Surprise findings by Israeli researchers: those with asthma 30% less likely to contract coronavirus; age, gender don’t affect the outcome.
By Yakir Benzion, United With Israel
With coronavirus vaccines months away from wide distribution and the pandemic raging out of control in many countries, asthma sufferers got a shot of good news after Israeli researchers discovered that those with asthma are actually less likely to contract COVID-19.
The researchers from Tel Aviv University and Ben Gurion University of the Negev studied a group of 37,469 subjects who were tested for coronavirus, with 2,266 (6.05%) testing positive.
Of those infected, only 153 (6.75 %) also suffered from asthma, while 3,388 subjects (9.62%) who said they deal with asthma regularly did not contract coronavirus at all.
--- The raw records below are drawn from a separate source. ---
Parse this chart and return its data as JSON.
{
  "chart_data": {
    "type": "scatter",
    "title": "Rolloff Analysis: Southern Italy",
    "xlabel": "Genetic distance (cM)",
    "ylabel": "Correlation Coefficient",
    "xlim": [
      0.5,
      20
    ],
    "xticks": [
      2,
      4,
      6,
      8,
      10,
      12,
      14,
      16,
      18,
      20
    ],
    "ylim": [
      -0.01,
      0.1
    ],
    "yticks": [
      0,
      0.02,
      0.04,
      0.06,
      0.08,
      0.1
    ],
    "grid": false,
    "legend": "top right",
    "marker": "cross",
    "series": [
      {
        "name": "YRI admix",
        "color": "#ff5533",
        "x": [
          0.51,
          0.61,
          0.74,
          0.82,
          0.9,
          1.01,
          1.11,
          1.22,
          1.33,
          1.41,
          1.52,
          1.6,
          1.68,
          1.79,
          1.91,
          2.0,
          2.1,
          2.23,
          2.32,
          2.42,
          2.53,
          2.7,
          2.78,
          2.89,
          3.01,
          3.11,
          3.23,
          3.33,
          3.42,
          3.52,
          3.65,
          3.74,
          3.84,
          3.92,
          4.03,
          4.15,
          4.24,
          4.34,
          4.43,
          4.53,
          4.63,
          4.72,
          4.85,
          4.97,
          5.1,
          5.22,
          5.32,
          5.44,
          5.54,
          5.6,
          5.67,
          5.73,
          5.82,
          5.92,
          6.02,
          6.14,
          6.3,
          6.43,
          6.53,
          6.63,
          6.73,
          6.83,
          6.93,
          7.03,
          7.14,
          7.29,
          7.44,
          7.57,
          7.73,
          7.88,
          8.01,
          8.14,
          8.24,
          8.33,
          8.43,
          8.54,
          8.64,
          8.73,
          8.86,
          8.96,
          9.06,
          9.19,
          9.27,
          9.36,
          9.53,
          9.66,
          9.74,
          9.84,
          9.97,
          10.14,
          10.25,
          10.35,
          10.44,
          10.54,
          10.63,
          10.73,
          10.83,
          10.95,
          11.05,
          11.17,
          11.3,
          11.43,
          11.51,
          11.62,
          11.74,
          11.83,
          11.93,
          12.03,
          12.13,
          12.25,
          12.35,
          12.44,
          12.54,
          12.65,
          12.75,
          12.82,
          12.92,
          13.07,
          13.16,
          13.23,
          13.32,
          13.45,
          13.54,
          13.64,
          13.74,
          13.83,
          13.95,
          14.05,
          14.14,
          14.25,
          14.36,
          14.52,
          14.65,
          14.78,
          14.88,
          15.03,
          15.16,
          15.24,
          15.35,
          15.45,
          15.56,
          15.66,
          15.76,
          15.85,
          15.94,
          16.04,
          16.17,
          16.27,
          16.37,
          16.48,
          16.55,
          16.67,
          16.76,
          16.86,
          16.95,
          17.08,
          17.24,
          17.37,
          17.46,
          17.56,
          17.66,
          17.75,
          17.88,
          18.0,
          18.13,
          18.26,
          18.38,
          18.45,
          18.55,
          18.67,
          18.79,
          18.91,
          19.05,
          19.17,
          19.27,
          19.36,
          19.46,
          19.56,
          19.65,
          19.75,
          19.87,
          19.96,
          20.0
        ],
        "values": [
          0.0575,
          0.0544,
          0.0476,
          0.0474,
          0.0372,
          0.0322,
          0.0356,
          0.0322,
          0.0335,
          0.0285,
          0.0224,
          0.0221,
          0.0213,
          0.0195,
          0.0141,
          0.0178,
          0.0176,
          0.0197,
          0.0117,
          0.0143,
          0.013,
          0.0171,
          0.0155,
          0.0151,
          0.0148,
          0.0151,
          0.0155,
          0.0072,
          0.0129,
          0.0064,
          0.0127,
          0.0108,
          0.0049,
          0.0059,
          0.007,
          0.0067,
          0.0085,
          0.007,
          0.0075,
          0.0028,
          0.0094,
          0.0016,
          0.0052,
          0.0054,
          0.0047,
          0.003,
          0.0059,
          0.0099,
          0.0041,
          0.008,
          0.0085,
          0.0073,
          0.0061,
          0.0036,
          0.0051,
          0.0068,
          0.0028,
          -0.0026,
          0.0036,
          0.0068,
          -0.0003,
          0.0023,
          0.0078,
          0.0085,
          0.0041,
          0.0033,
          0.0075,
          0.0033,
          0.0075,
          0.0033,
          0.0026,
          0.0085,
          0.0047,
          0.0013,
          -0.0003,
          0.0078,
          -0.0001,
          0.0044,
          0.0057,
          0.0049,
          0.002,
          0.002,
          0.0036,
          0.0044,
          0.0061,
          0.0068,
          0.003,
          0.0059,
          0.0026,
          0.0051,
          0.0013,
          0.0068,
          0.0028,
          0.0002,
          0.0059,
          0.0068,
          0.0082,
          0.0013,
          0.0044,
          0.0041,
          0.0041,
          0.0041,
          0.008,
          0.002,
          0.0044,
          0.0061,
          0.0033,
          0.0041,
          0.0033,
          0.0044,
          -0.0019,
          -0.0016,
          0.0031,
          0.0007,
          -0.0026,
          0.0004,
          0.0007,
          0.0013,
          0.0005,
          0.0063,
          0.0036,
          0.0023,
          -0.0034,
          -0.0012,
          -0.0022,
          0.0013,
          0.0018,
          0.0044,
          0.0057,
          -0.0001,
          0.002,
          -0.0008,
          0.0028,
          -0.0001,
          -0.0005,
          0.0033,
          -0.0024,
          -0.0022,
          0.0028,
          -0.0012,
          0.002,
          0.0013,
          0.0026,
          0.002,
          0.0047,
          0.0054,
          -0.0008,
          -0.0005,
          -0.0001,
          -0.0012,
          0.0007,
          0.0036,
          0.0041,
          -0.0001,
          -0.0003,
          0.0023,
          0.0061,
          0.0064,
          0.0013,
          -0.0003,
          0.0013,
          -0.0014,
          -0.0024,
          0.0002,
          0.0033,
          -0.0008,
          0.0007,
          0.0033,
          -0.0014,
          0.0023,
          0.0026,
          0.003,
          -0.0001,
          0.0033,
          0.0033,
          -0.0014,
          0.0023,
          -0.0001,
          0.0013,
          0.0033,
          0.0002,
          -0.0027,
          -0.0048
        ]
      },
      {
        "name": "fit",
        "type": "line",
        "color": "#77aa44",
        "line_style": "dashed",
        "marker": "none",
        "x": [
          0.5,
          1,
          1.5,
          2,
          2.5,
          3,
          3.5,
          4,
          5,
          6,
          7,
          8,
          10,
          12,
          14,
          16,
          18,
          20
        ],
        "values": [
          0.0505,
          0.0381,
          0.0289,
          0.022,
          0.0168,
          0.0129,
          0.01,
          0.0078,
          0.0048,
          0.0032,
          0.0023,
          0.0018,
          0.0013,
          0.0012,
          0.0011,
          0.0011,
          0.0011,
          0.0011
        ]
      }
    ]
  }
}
The researchers tested the effects of asthma drugs – antileukotrienes, inhaled corticosteroids and long-acting beta-blockers – but found no impact.
They also assessed the influence of sex, age, smoking, and comorbidity and still found “a negative association of asthma with the likelihood of being positive for COVID-19.”
The testing period took place from February 1, 2020 to June 30, 2020, with the first COVID-19 patient being diagnosed in Israel in February 2020. The study included Israel’s Jewish and Arab population.
The study concluded, “We observed lower COVID-19 susceptibility in patients with preexisting asthma.”
However, while they found that asthma sufferers appear to be almost a third less likely to contract coronavirus, the researchers noted that their study took place during the first half-year of the pandemic and their observations need replication in even larger samples and with patients from other institutions in order to confirm the findings.
The findings also supported the practice by physicians during the COVID-19 pandemic of “continu[ing] to treat asthma according to the existing asthma guidelines and recommendations.”
“The recommendation is that these patients make sure they continue taking their medication” during the pandemic, researcher Dr. Eli Merzon told the Jerusalem Post.
While the findings may be encouraging to asthma sufferers, experts caution that everybody should continue to adhere to health guidelines by wearing masks, maintaining social distancing and washing hands often.